Apple rust mites (ARM) are a common secondary pest that require high populations to cause damage; current threshold is 200 mites per leaf.  Damage can be observed as an olive drab color on the underside of leaves.  Populations will continue to grow once the terminals have set.  Not much of a concern on large established trees, yet can be harmful on young trees.  While scouting, turn over growing shoots and look for discoloration and scan leaf surface with hand lens to see if mites are present (requires 10x or greater magnification).  ARM damage may be more prevalent where nutrients are applied.  These mites are an important food source for numerous predatory arthropods

Two-spotted spider mites (TSSM) have a wide range of native host plants which includes broadleaves and red clover.  In dry years, TSSM may feed on tree foliage and can be as destructive as European red mites (ERM).  Damaging levels will be observed first near the trunk; where they travel into the tree. Damage can be observed as light green or whitish areas along the midrib.  Must use 10x magnification to see the two spots; are more difficult to identify then ERM.

European red mite thresholds are based on population densities and increase through the season, i.e., June, 2.5 mites/leaf; July, 5 mites/ leaf; August, 7.5 mites/leaf.  Although sampling can provide an accurate read on a population it does not always reflect actual pressure.  Visible damage can be present even if populations are under threshold.  If physical damage is observed, economic injury is occurring.  After significant bronzing develops it is too late to apply a material as mite populations will decrease naturally from starvation.

Dogwood borer
Use pheromone traps to sample presence/absence of dogwood borer (DWB).  If DWB are caught scout at least ten trees scattered throughout the block for infestation.  Focus on trees that are three to five years old grown on rootstocks susceptible to formation of burr knots, i.e., M.9, M.26 and Mark series.  Examine the trunk from the soil line to the first scaffold branch for frass protruding from borer holes, burr knots or damaged bark.  Fully remove trees guards while scouting.

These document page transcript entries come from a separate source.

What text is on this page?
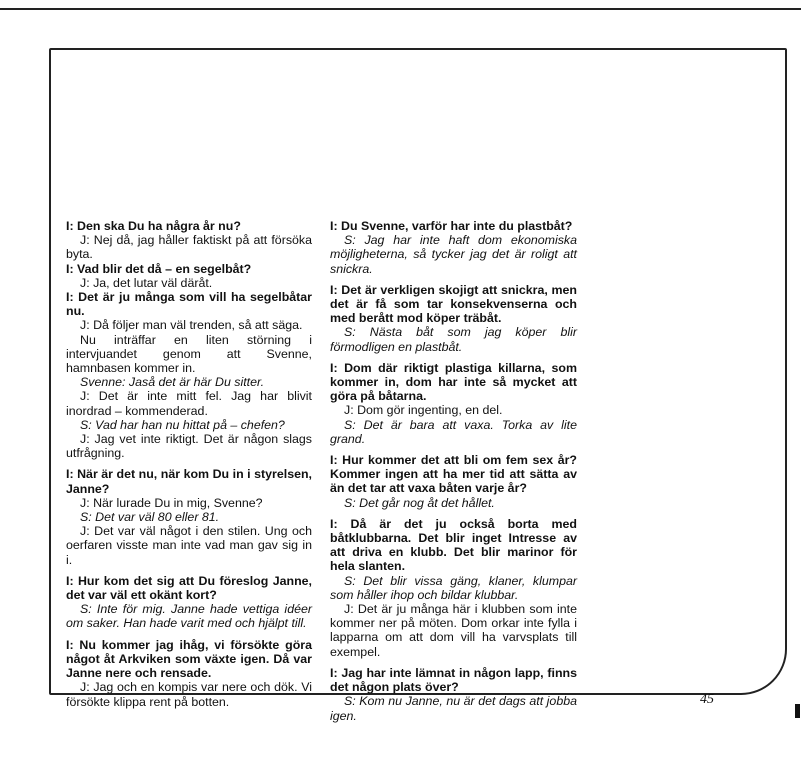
I: Den ska Du ha några år nu?

J: Nej då, jag håller faktiskt på att försöka byta.

I: Vad blir det då – en segelbåt?

J: Ja, det lutar väl däråt.

I: Det är ju många som vill ha segelbåtar nu.

J: Då följer man väl trenden, så att säga.

Nu inträffar en liten störning i intervjuandet genom att Svenne, hamnbasen kommer in.

Svenne: Jaså det är här Du sitter.

J: Det är inte mitt fel. Jag har blivit inordrad – kommenderad.

S: Vad har han nu hittat på – chefen?

J: Jag vet inte riktigt. Det är någon slags utfrågning.

I: När är det nu, när kom Du in i styrelsen, Janne?

J: När lurade Du in mig, Svenne?

S: Det var väl 80 eller 81.

J: Det var väl något i den stilen. Ung och oerfaren visste man inte vad man gav sig in i.

I: Hur kom det sig att Du föreslog Janne, det var väl ett okänt kort?

S: Inte för mig. Janne hade vettiga idéer om saker. Han hade varit med och hjälpt till.

I: Nu kommer jag ihåg, vi försökte göra något åt Arkviken som växte igen. Då var Janne nere och rensade.

J: Jag och en kompis var nere och dök. Vi försökte klippa rent på botten.

I: Du Svenne, varför har inte du plastbåt?

S: Jag har inte haft dom ekonomiska möjligheterna, så tycker jag det är roligt att snickra.

I: Det är verkligen skojigt att snickra, men det är få som tar konsekvenserna och med berått mod köper träbåt.

S: Nästa båt som jag köper blir förmodligen en plastbåt.

I: Dom där riktigt plastiga killarna, som kommer in, dom har inte så mycket att göra på båtarna.

J: Dom gör ingenting, en del.

S: Det är bara att vaxa. Torka av lite grand.

I: Hur kommer det att bli om fem sex år? Kommer ingen att ha mer tid att sätta av än det tar att vaxa båten varje år?

S: Det går nog åt det hållet.

I: Då är det ju också borta med båtklubbarna. Det blir inget Intresse av att driva en klubb. Det blir marinor för hela slanten.

S: Det blir vissa gäng, klaner, klumpar som håller ihop och bildar klubbar.

J: Det är ju många här i klubben som inte kommer ner på möten. Dom orkar inte fylla i lapparna om att dom vill ha varvsplats till exempel.

I: Jag har inte lämnat in någon lapp, finns det någon plats över?

S: Kom nu Janne, nu är det dags att jobba igen.

45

Treatment options include a trunk application of Lorsban (chlorpyrifos).  Note: chlorpyrifos may not come in contact with bearing fruit and can be applied post-harvest.  Organic growers may choose to apply pure neem oil and paint, to the trunk.

Mating disruption is a viable option, but will not help manage existing larval infestations in the trees.  DWB are primarily attracted to root stocks which produce bur knots and may be a concern in many of the high-density orchards which are being planted.

Alternative insecticide options have been researched by Art Agnello, Cornell University, but do not offer an equal level of management that can be achieved by a single trunk application of chlorpyrifos.  Art’s research indicates that Avaunt (indoxacarb), Danitol (fenpropathrin) and Assail (acetamiprid) could provide suppression of DWB larva.  However none of these insecticides are labeled for DWB.

Cultural practices that reduce damage need to be implemented before infestations occur and include:

  1. Monitor adult population with pheromone traps.
  2. Identify and select rootstocks that have a lower tendency to producing burr knots. Rootstocks particularly susceptible to burr knot formation and attack by borers are M.9, M.26 and Mark.
  3. Trunk mounding around the exposed portion of the rootstock can reduce the initiation of burr knots. Where it is not possible to bury exposed rootstocks, the area around the trunk should be kept weed free to avoid shade and high humidity.
  4. Use wire mesh tree guards instead of solid guards.